安芸郡に生まれ、10歳で碁を覚える。1897年(明治30年)に大阪に移り、泉秀節に師事。1901年十四世井上因碩(大塚亀太郎)に入門し、初段となる。1903年三段。1906年田淵米蔵が十五世井上因碩を継ぐとこれに師事。1914年(大正元年)四段に進み、栄芳と改名。1915年に五段昇段の披露会を大阪で開き、本因坊秀哉も出席。同年、東京で秀哉らと対局。1916年に五段、大阪朝日新聞企画の東西対抗戦で、広瀬平治郎と対局。1917年には万朝報、大阪朝日新聞の棋戦に参加。

1917年に十五世井上因碩が死去すると、田淵門下で9歳年長の鴻原義太郎五段に後継の意思がなく、門下で十六世相続を1915年に関西囲碁研究会に入会していた雁金準一とすることを決議するが、これがまとまらないうちの1919年に恵下田が十六世井上因碩襲名を独断発表、十五世夫人を中心とする一門より破門されるが、翌年4月に一旦襲名を撤回して和解、12月に井上一門の推挙をもって正式に十六世を襲名する。1921年六段、同年の襲名披露会には本因坊秀哉、中川亀三郎広瀬平治郎、雁金準一、加藤信などが出席した。

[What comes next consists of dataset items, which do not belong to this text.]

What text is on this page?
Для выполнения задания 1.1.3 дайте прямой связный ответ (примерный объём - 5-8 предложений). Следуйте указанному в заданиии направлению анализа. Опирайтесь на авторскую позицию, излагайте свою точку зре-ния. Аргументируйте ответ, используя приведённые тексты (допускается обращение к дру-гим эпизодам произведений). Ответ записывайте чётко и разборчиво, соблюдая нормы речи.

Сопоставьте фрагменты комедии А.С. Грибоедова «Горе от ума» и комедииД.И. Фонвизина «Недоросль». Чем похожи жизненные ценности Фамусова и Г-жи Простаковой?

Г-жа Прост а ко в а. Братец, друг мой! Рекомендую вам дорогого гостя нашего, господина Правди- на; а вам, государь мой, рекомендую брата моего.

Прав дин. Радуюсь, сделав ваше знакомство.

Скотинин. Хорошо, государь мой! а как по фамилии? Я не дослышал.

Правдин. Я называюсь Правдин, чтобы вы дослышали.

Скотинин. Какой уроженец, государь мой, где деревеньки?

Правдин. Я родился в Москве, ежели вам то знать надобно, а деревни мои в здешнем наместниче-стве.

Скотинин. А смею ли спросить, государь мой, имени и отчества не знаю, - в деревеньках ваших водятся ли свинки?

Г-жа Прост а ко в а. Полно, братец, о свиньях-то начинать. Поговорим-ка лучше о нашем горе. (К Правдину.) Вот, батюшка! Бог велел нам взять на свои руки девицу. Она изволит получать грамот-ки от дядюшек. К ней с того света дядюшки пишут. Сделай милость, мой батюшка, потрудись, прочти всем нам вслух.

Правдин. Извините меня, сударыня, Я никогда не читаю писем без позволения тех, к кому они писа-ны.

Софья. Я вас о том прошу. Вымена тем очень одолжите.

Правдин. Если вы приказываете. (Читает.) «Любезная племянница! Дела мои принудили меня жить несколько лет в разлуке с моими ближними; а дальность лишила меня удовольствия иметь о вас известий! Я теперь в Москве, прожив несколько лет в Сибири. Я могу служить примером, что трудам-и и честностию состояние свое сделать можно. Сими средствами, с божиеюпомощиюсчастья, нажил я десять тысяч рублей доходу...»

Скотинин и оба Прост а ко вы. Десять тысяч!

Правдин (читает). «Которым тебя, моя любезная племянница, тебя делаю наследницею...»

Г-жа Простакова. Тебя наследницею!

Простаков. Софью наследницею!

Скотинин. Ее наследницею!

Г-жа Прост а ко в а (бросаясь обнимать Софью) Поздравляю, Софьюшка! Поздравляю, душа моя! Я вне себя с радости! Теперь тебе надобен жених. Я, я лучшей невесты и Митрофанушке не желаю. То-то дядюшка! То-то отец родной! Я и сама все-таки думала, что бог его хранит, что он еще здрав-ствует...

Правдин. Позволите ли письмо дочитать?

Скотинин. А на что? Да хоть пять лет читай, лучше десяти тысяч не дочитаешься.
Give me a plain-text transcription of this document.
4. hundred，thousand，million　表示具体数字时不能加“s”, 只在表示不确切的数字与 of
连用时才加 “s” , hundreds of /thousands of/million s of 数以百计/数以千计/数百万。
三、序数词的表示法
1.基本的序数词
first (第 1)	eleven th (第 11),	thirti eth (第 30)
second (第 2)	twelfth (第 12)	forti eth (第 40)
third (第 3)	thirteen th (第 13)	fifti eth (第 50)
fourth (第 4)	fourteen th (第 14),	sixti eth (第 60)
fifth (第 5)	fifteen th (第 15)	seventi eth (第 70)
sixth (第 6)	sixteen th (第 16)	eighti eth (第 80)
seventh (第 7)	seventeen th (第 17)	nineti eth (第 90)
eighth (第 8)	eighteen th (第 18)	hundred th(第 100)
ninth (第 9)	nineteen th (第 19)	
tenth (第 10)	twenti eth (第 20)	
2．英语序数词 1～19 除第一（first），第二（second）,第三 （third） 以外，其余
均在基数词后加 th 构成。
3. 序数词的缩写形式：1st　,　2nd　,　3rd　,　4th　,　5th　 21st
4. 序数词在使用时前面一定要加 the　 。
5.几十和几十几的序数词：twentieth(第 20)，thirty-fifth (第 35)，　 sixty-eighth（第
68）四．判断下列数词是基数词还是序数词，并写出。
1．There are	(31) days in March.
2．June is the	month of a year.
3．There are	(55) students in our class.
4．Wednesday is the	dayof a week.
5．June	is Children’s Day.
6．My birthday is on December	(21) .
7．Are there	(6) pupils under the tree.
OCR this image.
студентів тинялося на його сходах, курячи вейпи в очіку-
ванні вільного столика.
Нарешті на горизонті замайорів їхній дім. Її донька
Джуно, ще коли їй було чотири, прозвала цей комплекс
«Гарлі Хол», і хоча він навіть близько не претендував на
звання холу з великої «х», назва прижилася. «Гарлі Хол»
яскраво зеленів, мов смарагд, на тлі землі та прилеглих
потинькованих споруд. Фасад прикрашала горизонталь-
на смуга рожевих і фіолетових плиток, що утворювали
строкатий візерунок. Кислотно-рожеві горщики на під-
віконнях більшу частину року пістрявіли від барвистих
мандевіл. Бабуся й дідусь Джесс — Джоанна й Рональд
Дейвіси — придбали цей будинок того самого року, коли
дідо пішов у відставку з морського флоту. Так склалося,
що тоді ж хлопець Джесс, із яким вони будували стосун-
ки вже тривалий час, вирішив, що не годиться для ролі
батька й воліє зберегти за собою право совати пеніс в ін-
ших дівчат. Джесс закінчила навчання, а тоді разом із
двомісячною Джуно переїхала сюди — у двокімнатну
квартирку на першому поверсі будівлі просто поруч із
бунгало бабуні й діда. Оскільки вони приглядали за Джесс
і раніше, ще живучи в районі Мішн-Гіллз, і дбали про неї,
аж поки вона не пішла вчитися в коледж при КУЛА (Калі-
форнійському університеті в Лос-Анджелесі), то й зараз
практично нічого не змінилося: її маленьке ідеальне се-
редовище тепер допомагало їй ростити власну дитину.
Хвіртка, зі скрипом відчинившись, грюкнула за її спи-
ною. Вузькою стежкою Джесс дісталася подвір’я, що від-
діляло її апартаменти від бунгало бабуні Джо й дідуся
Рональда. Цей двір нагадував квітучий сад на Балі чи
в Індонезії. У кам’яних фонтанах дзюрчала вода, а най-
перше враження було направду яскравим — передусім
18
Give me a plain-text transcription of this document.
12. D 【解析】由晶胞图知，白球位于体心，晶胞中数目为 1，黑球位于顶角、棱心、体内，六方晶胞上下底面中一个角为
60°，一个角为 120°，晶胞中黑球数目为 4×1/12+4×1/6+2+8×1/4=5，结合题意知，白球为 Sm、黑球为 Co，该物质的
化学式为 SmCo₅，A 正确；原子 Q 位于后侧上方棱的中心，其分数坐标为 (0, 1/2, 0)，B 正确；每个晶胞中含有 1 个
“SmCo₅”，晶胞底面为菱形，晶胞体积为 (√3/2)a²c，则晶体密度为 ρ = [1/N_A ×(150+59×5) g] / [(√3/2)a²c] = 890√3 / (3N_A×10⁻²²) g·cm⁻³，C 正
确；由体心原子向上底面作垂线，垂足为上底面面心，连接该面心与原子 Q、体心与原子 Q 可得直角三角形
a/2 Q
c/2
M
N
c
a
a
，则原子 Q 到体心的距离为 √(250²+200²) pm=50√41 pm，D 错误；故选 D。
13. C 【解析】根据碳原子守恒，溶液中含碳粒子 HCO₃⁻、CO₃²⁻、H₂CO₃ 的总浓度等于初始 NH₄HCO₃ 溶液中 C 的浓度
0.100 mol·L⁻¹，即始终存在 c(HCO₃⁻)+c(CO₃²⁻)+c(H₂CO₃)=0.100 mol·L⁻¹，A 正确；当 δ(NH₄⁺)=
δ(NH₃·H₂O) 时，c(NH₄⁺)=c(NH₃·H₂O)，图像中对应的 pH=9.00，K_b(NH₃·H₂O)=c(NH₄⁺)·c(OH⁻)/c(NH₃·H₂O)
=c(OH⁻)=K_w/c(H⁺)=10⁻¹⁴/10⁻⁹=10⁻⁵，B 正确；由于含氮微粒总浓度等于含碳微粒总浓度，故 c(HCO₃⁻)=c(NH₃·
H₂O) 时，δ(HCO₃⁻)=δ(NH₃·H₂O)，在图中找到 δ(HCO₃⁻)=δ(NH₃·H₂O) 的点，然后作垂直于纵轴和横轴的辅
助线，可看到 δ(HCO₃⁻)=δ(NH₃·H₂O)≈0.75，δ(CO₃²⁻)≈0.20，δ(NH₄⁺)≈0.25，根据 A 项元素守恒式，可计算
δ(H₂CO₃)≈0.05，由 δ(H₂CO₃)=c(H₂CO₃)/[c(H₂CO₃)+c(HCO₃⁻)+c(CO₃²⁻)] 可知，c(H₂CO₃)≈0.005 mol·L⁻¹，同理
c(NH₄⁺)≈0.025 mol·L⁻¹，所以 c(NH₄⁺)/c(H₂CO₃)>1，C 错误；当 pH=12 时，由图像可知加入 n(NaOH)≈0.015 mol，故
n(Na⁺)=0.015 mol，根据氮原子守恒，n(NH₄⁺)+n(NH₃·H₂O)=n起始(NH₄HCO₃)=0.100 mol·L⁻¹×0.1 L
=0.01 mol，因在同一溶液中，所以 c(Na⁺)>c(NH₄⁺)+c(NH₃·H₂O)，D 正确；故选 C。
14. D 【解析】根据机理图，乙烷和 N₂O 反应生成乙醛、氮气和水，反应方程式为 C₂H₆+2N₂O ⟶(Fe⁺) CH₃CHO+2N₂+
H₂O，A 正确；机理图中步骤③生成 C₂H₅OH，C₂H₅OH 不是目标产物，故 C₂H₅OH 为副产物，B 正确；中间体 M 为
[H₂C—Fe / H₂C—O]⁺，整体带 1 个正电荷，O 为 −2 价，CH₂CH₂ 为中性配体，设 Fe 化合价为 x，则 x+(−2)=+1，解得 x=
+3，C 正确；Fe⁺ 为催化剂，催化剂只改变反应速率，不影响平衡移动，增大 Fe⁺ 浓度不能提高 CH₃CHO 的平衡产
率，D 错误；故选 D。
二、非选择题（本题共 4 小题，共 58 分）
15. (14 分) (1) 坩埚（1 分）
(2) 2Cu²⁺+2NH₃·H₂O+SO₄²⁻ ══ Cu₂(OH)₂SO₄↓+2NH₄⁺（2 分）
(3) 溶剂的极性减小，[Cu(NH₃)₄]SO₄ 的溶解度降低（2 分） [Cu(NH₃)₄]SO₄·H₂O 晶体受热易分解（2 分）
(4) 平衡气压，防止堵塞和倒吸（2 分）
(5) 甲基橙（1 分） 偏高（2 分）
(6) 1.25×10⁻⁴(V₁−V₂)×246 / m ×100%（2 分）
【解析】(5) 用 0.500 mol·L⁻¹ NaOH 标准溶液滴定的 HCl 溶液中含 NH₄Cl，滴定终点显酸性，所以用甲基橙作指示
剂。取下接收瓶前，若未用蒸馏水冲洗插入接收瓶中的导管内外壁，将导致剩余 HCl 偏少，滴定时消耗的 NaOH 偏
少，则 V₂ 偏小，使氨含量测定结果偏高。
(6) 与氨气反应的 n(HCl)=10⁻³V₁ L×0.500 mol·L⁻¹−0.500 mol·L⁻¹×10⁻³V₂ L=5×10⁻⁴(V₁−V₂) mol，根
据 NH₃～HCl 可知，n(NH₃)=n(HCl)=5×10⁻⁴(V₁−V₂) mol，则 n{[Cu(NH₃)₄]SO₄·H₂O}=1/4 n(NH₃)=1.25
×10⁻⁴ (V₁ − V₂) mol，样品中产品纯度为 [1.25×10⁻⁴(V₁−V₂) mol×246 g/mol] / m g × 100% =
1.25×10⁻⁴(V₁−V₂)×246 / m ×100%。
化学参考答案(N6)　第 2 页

続いて田村嘉平、久保松勝喜代らとともに浪花会、暁鐘会を合併して、1918年に解散していた関西囲碁研究会を再発足させる。

1924年の碁界大合同による日本棋院設立の準備委員会に招聘されるが、免状発行権の放棄を拒否し参加しなかった。1926年七段。以後神戸を拠点として活動。1961年没。門下に在阪時の関山利一、井上義孝、潮伊一郎。十七世跡目に高川格を候補としていたともいう。

戦績[編集]

1915年の関西棋士による播磨氏寄贈金盃五人抜勝継碁で五人抜きを果たす。1917年の東西対抗戦では秀哉と二子局を打ち、3目負け。1920年には秀哉に中押勝ち(二子)。